The Health Canada warning comes after two children from northern Alberta died from a toxic insecticide thought to be aluminum phosphide brought back by the family from Pakistan.
Health Minister Rona Ambrose expressed her condolences to the family, who was attending the funeral of son Zia, 2 on Friday. His eight-month-old sister died Sunday.
"It's a really tragic situation and this is a product that in terms of how it's regulated, is not supposed to be used in homes ever," Ambrose said in Calgary.
"It's a very dangerous pesticide and it needs to be used by people who are trained to use it."
Health Canada said aluminum phosphide is highly toxic to people and animals.
The department said it can only be sold to people with special training and is not approved for use on bedbugs.
It is not clear how the family managed to bring the pesticide into Canada.
Health Canada says people can legally import small amounts of chemical pest control products not registered in Canada for their personal use, but the rules are aimed at products such as insect repellent.

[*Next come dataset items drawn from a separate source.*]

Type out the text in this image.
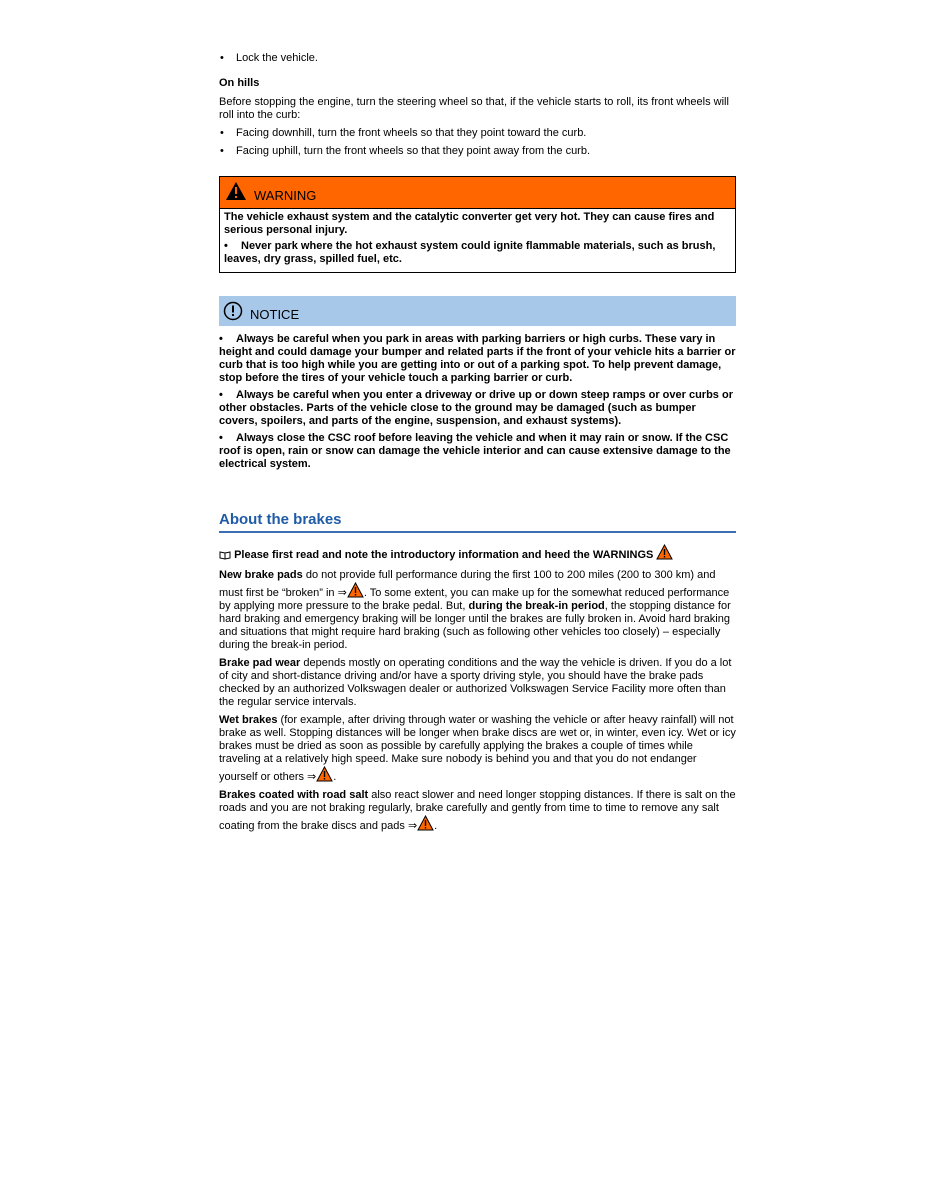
• Lock the vehicle.
On hills

Before stopping the engine, turn the steering wheel so that, if the vehicle starts to roll, its front wheels will roll into the curb:

• Facing downhill, turn the front wheels so that they point toward the curb.
• Facing uphill, turn the front wheels so that they point away from the curb.
WARNING

The vehicle exhaust system and the catalytic converter get very hot. They can cause fires and serious personal injury.

• Never park where the hot exhaust system could ignite flammable materials, such as brush, leaves, dry grass, spilled fuel, etc.

NOTICE

• Always be careful when you park in areas with parking barriers or high curbs. These vary in height and could damage your bumper and related parts if the front of your vehicle hits a barrier or curb that is too high while you are getting into or out of a parking spot. To help prevent damage, stop before the tires of your vehicle touch a parking barrier or curb.

• Always be careful when you enter a driveway or drive up or down steep ramps or over curbs or other obstacles. Parts of the vehicle close to the ground may be damaged (such as bumper covers, spoilers, and parts of the engine, suspension, and exhaust systems).

• Always close the CSC roof before leaving the vehicle and when it may rain or snow. If the CSC roof is open, rain or snow can damage the vehicle interior and can cause extensive damage to the electrical system.

About the brakes
Please first read and note the introductory information and heed the WARNINGS

New brake pads do not provide full performance during the first 100 to 200 miles (200 to 300 km) and must first be “broken” in ⇒ . To some extent, you can make up for the somewhat reduced performance by applying more pressure to the brake pedal. But, during the break-in period, the stopping distance for hard braking and emergency braking will be longer until the brakes are fully broken in. Avoid hard braking and situations that might require hard braking (such as following other vehicles too closely) – especially during the break-in period.

Brake pad wear depends mostly on operating conditions and the way the vehicle is driven. If you do a lot of city and short-distance driving and/or have a sporty driving style, you should have the brake pads checked by an authorized Volkswagen dealer or authorized Volkswagen Service Facility more often than the regular service intervals.

Wet brakes (for example, after driving through water or washing the vehicle or after heavy rainfall) will not brake as well. Stopping distances will be longer when brake discs are wet or, in winter, even icy. Wet or icy brakes must be dried as soon as possible by carefully applying the brakes a couple of times while traveling at a relatively high speed. Make sure nobody is behind you and that you do not endanger yourself or others ⇒ .

Brakes coated with road salt also react slower and need longer stopping distances. If there is salt on the roads and you are not braking regularly, brake carefully and gently from time to time to remove any salt coating from the brake discs and pads ⇒ .
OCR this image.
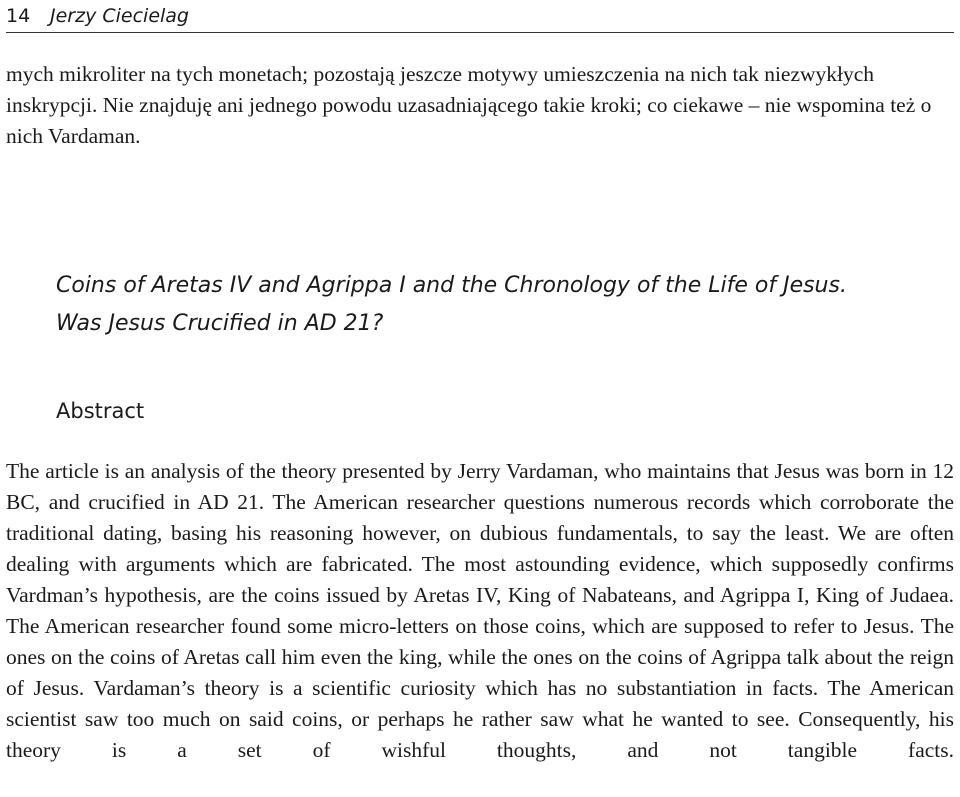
14 Jerzy Ciecielag

mych mikroliter na tych monetach; pozostają jeszcze motywy umieszczenia na nich tak niezwykłych inskrypcji. Nie znajduję ani jednego powodu uzasadniającego takie kroki; co ciekawe – nie wspomina też o nich Vardaman.

Coins of Aretas IV and Agrippa I and the Chronology of the Life of Jesus.
Was Jesus Crucified in AD 21?
Abstract

The article is an analysis of the theory presented by Jerry Vardaman, who maintains that Jesus was born in 12 BC, and crucified in AD 21. The American researcher questions numerous records which corroborate the traditional dating, basing his reasoning however, on dubious fundamentals, to say the least. We are often dealing with arguments which are fabricated. The most astounding evidence, which supposedly confirms Vardman’s hypothesis, are the coins issued by Aretas IV, King of Nabateans, and Agrippa I, King of Judaea. The American researcher found some micro-letters on those coins, which are supposed to refer to Jesus. The ones on the coins of Aretas call him even the king, while the ones on the coins of Agrippa talk about the reign of Jesus. Vardaman’s theory is a scientific curiosity which has no substantiation in facts. The American scientist saw too much on said coins, or perhaps he rather saw what he wanted to see. Consequently, his theory is a set of wishful thoughts, and not tangible facts.
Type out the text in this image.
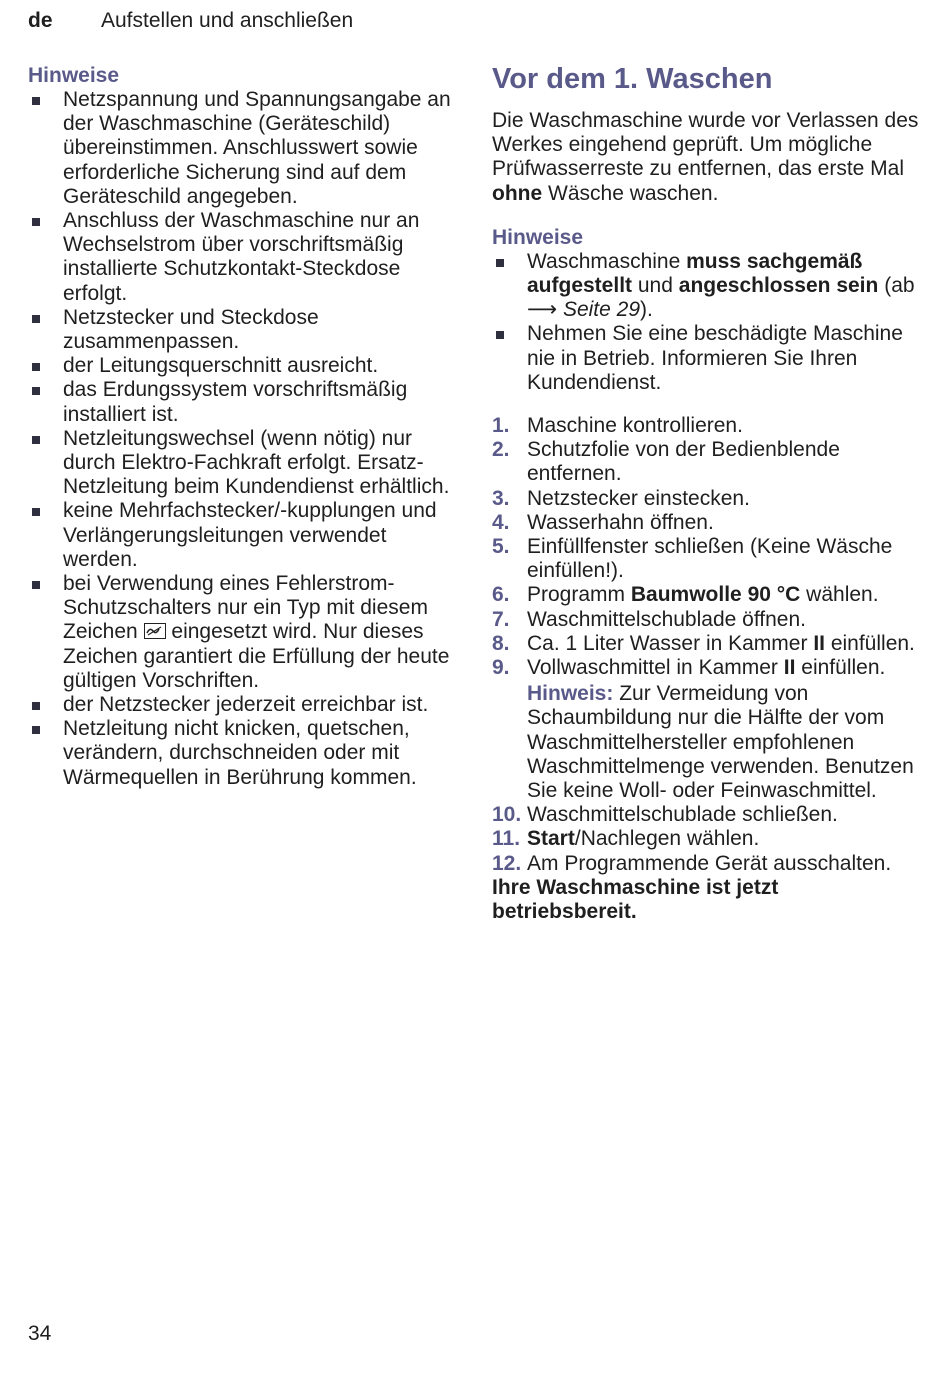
de Aufstellen und anschließen

Hinweise

Netzspannung und Spannungsangabe an der Waschmaschine (Geräteschild) übereinstimmen. Anschlusswert sowie erforderliche Sicherung sind auf dem Geräteschild angegeben.
Anschluss der Waschmaschine nur an Wechselstrom über vorschriftsmäßig installierte Schutzkontakt-Steckdose erfolgt.
Netzstecker und Steckdose zusammenpassen.
der Leitungsquerschnitt ausreicht.
das Erdungssystem vorschriftsmäßig installiert ist.
Netzleitungswechsel (wenn nötig) nur durch Elektro-Fachkraft erfolgt. Ersatz-Netzleitung beim Kundendienst erhältlich.
keine Mehrfachstecker/-kupplungen und Verlängerungsleitungen verwendet werden.
bei Verwendung eines Fehlerstrom-Schutzschalters nur ein Typ mit diesem Zeichen eingesetzt wird. Nur dieses Zeichen garantiert die Erfüllung der heute gültigen Vorschriften.
der Netzstecker jederzeit erreichbar ist.
Netzleitung nicht knicken, quetschen, verändern, durchschneiden oder mit Wärmequellen in Berührung kommen.
Vor dem 1. Waschen

Die Waschmaschine wurde vor Verlassen des Werkes eingehend geprüft. Um mögliche Prüfwasserreste zu entfernen, das erste Mal ohne Wäsche waschen.

Hinweise

Waschmaschine muss sachgemäß aufgestellt und angeschlossen sein (ab ⟶ Seite 29).
Nehmen Sie eine beschädigte Maschine nie in Betrieb. Informieren Sie Ihren Kundendienst.
1. Maschine kontrollieren.
2. Schutzfolie von der Bedienblende entfernen.
3. Netzstecker einstecken.
4. Wasserhahn öffnen.
5. Einfüllfenster schließen (Keine Wäsche einfüllen!).
6. Programm Baumwolle 90 °C wählen.
7. Waschmittelschublade öffnen.
8. Ca. 1 Liter Wasser in Kammer II einfüllen.
9. Vollwaschmittel in Kammer II einfüllen.
Hinweis: Zur Vermeidung von Schaumbildung nur die Hälfte der vom Waschmittelhersteller empfohlenen Waschmittelmenge verwenden. Benutzen Sie keine Woll- oder Feinwaschmittel.
10. Waschmittelschublade schließen.
11. Start/Nachlegen wählen.
12. Am Programmende Gerät ausschalten.

Ihre Waschmaschine ist jetzt betriebsbereit.

34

Jason Flint of the federal Pest Management Regulatory Agency said this exemption could also include aluminum phosphide, but said the pesticide is covered by other federal regulations because it is considered to be a dangerous good.
"Under that exemption, a small quantity could come in," Flint said from Ottawa.
"You are not regulated by Health Canada under the Pest Control Products Act, you would still have to deal with the import requirements under transportation of dangerous goods."
These requirements would include declaring the pesticide, meeting labelling and shipping document requirements, and following transportation rules, he said.
The girl and her brother died after their parents placed pellets of aluminum phosphide around their apartment in Fort McMurray to try to kill bedbugs.
A third child remained in critical condition at Edmonton's Stollery Children's Hospital Friday. A friend of the family said the boy's condition was improving and he was to be taken off a ventilator.
Two other children were treated in hospital earlier this week in Fort McMurray and were released to their parents.
Ambrose said Health Canada will not be investigating the poisoning case.
"That would be for the local authorities, but there will be no investigation by us," she said.